What about the foils, and the concept of foiling?
The game is about generating vertical lift off the foils, which is reasonably quick, but it does lead to serious control issues when you get it wrong. It’s quick because it reduces wetted surface area, but the challenge is achieving controllable levels of lift. It’s easy to wheel stand these boats, or fall off the foils with a severe crash. You might survive that crash, but the average speed won’t be good. It’s all about finding and maintaining a high average speed. The boats need a certain amount of foil lift to even be able to bear away, and that ability also comes down to hull volume and freeboard decisions. It’s a complicated part of the puzzle. It will be an interesting part of this competition.

How do you monitor everything that’s happening with the boat, structurally?

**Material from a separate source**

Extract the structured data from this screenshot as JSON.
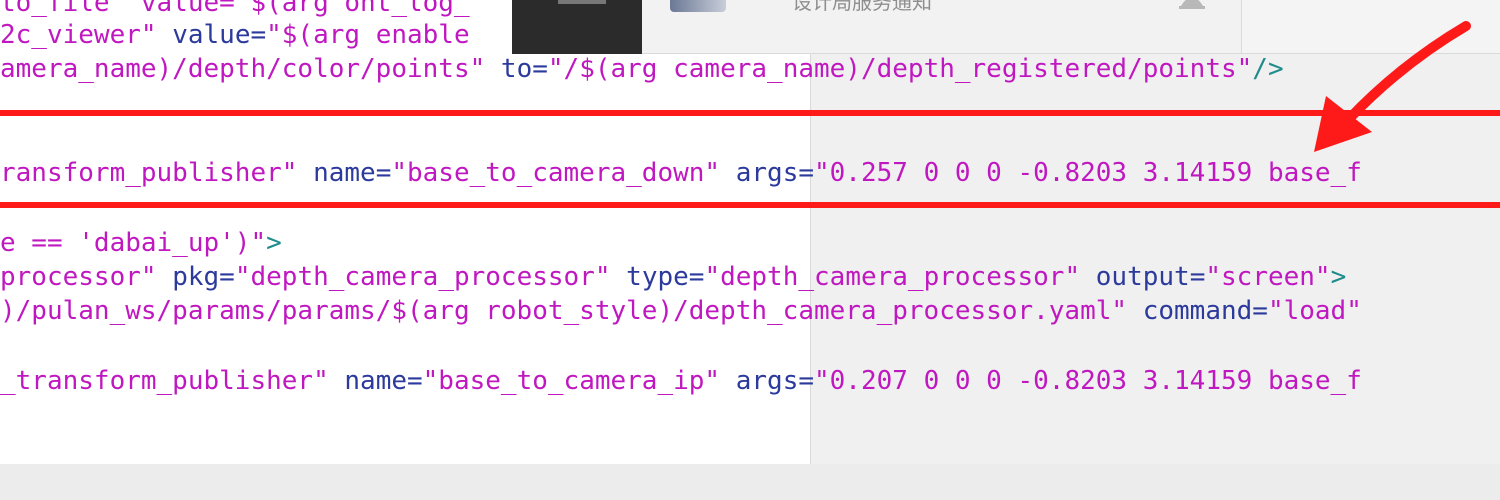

We use fibre-optic sensors that are embedded into the composite structure to measure loads. There are about 50 in the platform, another 25 in the wing, six in each daggerboard, and a couple in each rudder. In every hydraulic function, you’re monitoring pressure, and in the winches you’re measuring loads. You’re measuring very accurately the pitch, roll, and heel, and all the various attitudes and speeds of the boat. Boat speed measurement is a tough one because sometimes there’s not a lot of boat in the water, and it’s hard to find anywhere on the hull that has good, clean, consistent flow. Wind direction, too, is actually very difficult on these boats because the apparent wind angles are so fine downwind that downwind prediction is very tough. There are a lot of technical issues to solve in that area alone.

What realistic speeds can we expect?
You’re going to see VMGs over 30 knots at the top end downwind. What will surprise people is that the performance delta upwind is bigger than the deltas downwind. The pace upwind will certainly be in the 18- to 20-knot range a lot of the time. The guys are already saying there’s no sensation of speed on the boat because everything feels smooth and controlled.